A .NET Core implementation of the HL7 FHIR standard, optimized for deployment and interoperability on Microsoft Azure.
FHIR Server for Azure is an open-source .NET Core implementation of the HL7 FHIR (Fast Healthcare Interoperability Resources) specification. It provides a service that enables developers to deploy, ingest, and manage clinical health data in the FHIR format on the Microsoft Azure cloud, facilitating interoperability across healthcare systems and preparing data for machine learning workloads.
Developers and organizations in the healthcare technology space who need to implement FHIR-based data interoperability, particularly those using or planning to use the Microsoft Azure ecosystem for cloud deployment and data management.
It offers a production-ready, Azure-optimized FHIR server with built-in compliance for Protected Health Information, a pluggable architecture for extensibility, and the backing of Microsoft's healthcare team, allowing for rapid deployment and customization compared to building a FHIR service from scratch.
A service that implements the FHIR standard
Includes ready-to-use scripts and ARM templates for rapid provisioning on Microsoft Azure, with built-in integration to Azure Active Directory for authentication and RBAC, as mentioned in the README.
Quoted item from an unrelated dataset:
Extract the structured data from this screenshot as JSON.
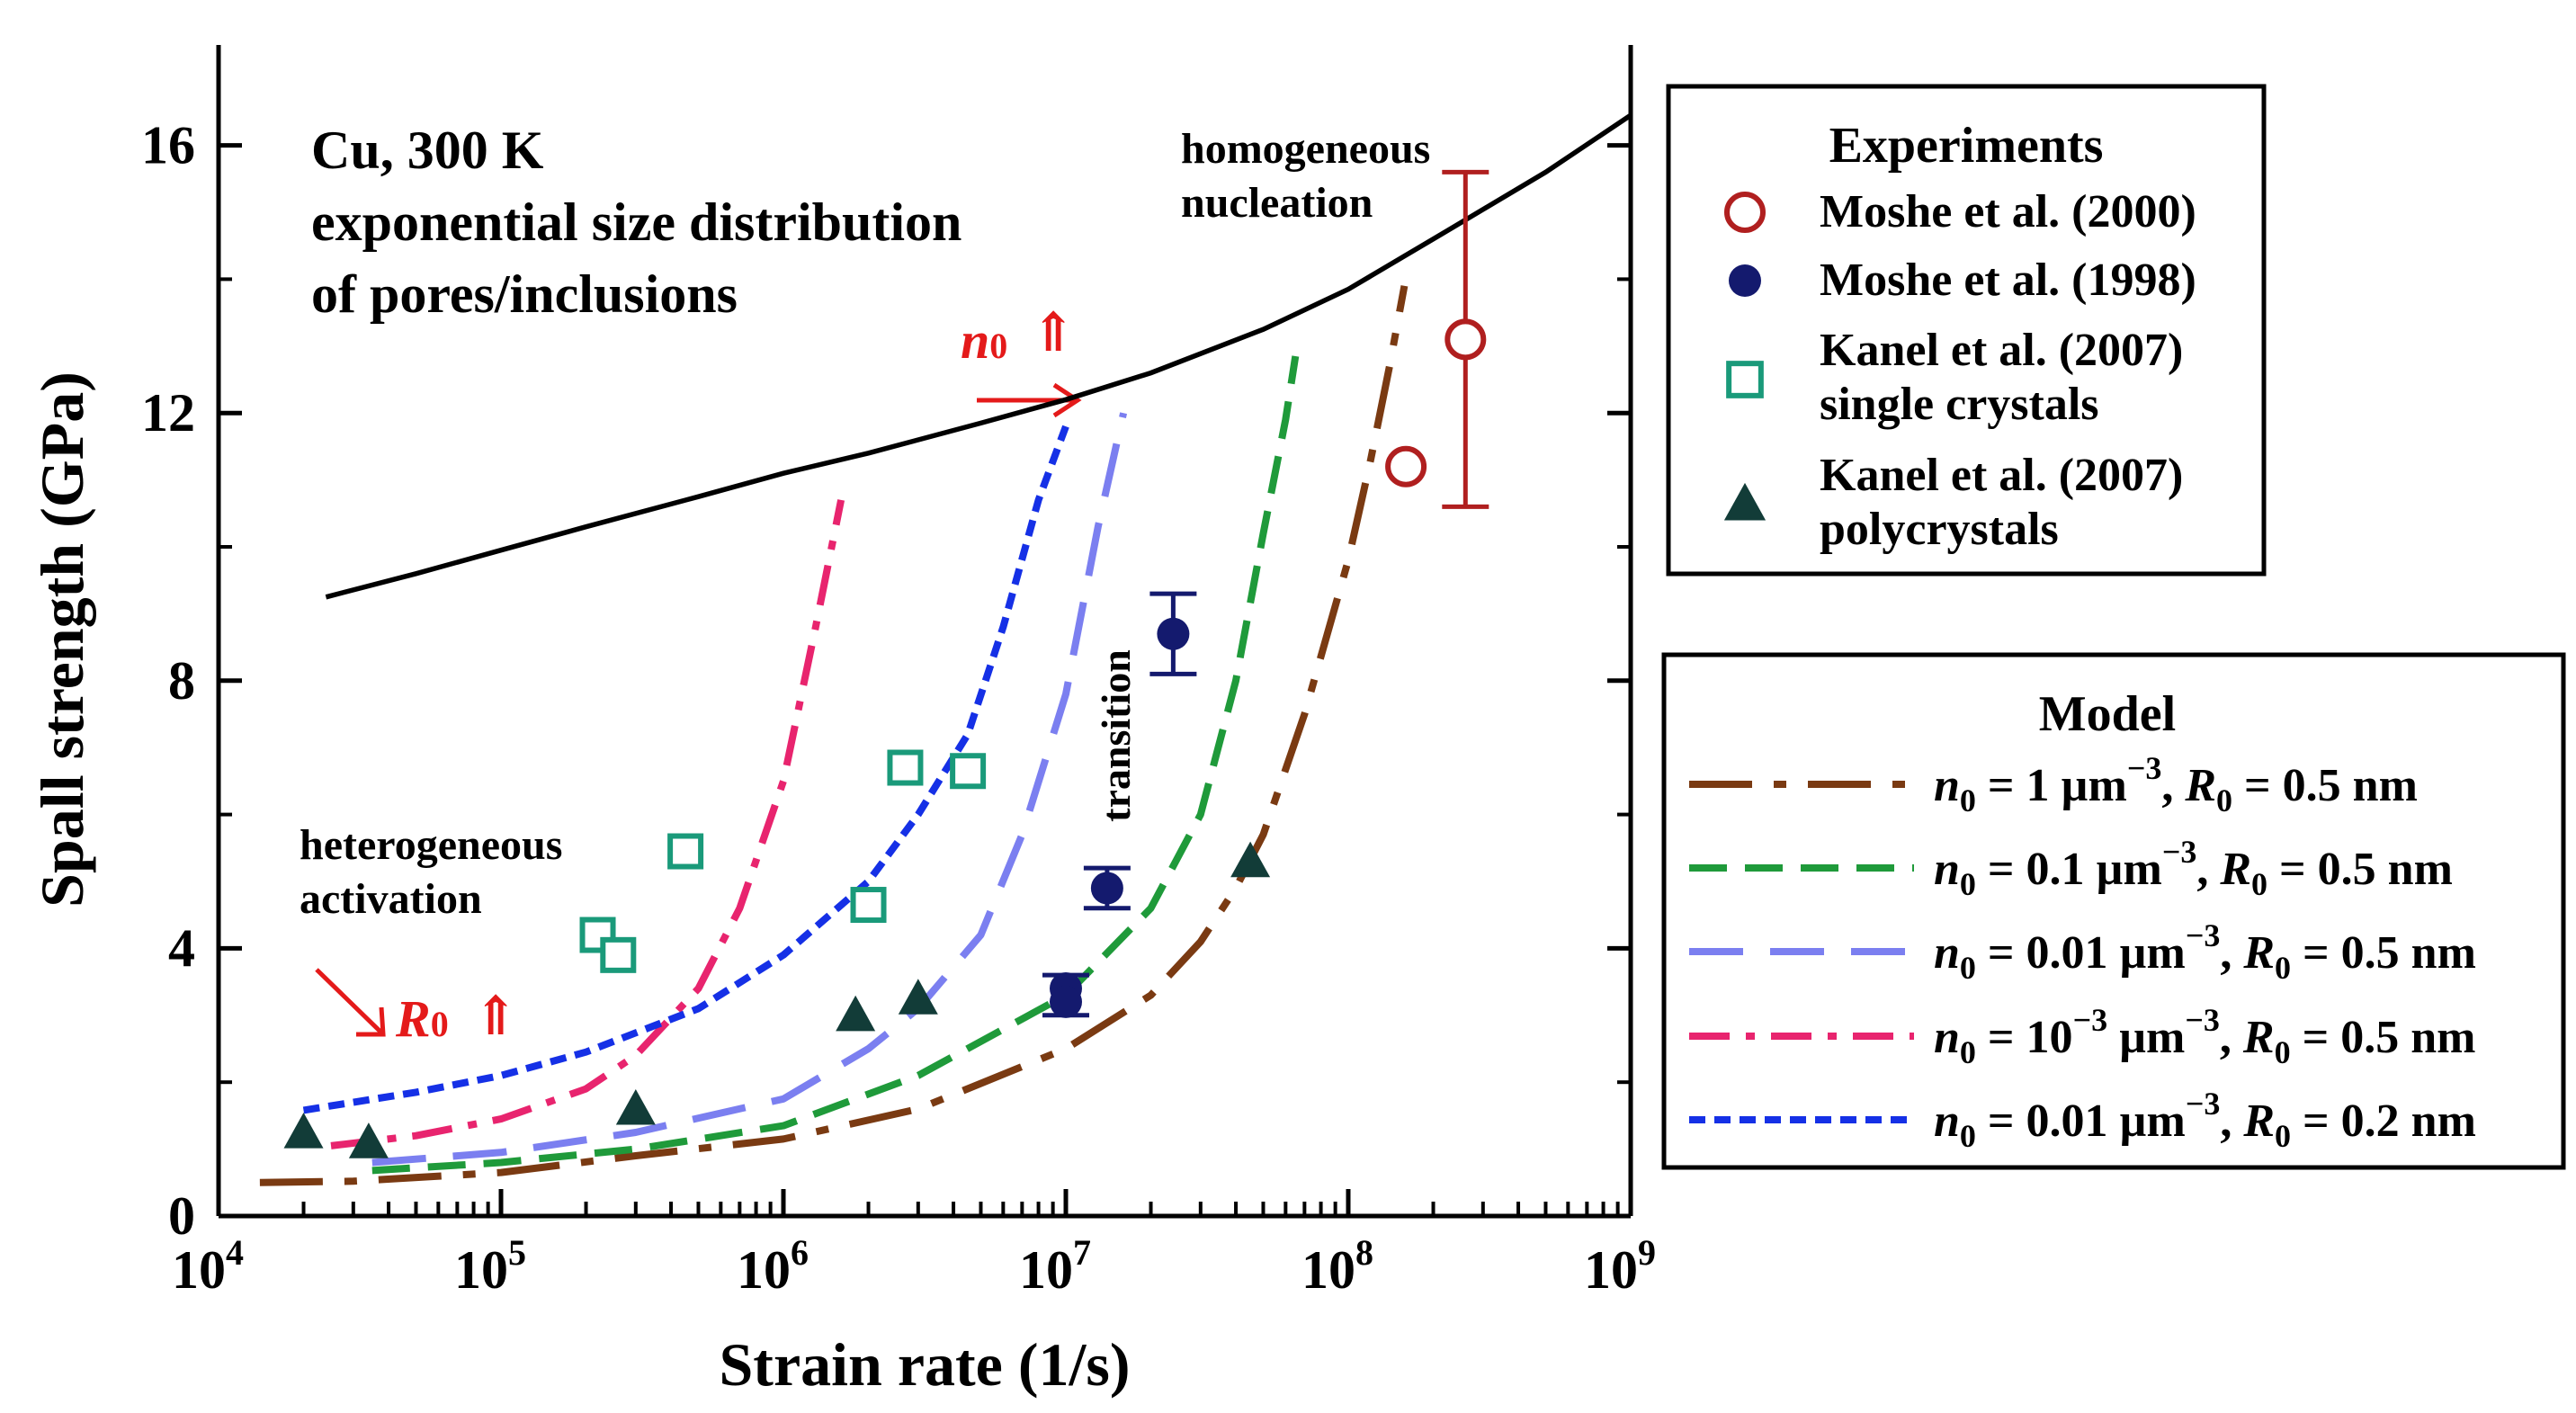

Built with logical separation into hosting, API, core logic, and persistence layers, allowing developers to customize or swap components like the persistence provider, as described in the layered architecture section.
Developed to support Protected Health Information requirements by leveraging Azure services that meet compliance standards, ensuring data security for healthcare applications, per the README's privacy emphasis.
Supports capabilities like Bulk Export and data conversion operations, enabling large-scale data handling for machine learning workloads, as highlighted in the features and documentation.
The README notes that support for FHIR R4B ends in July 2026 and CosmosDB provider support ends in September 2026, requiring forking or migration for projects dependent on these features.
Heavily optimized for the Azure ecosystem with specific integrations like AAD and Cosmos DB, making it less flexible for multi-cloud or hybrid environments and potentially limiting portability.
Requires manual setup using scripts or ARM templates, unlike the managed PaaS offerings (Azure API for FHIR), which can increase initial deployment complexity and maintenance effort.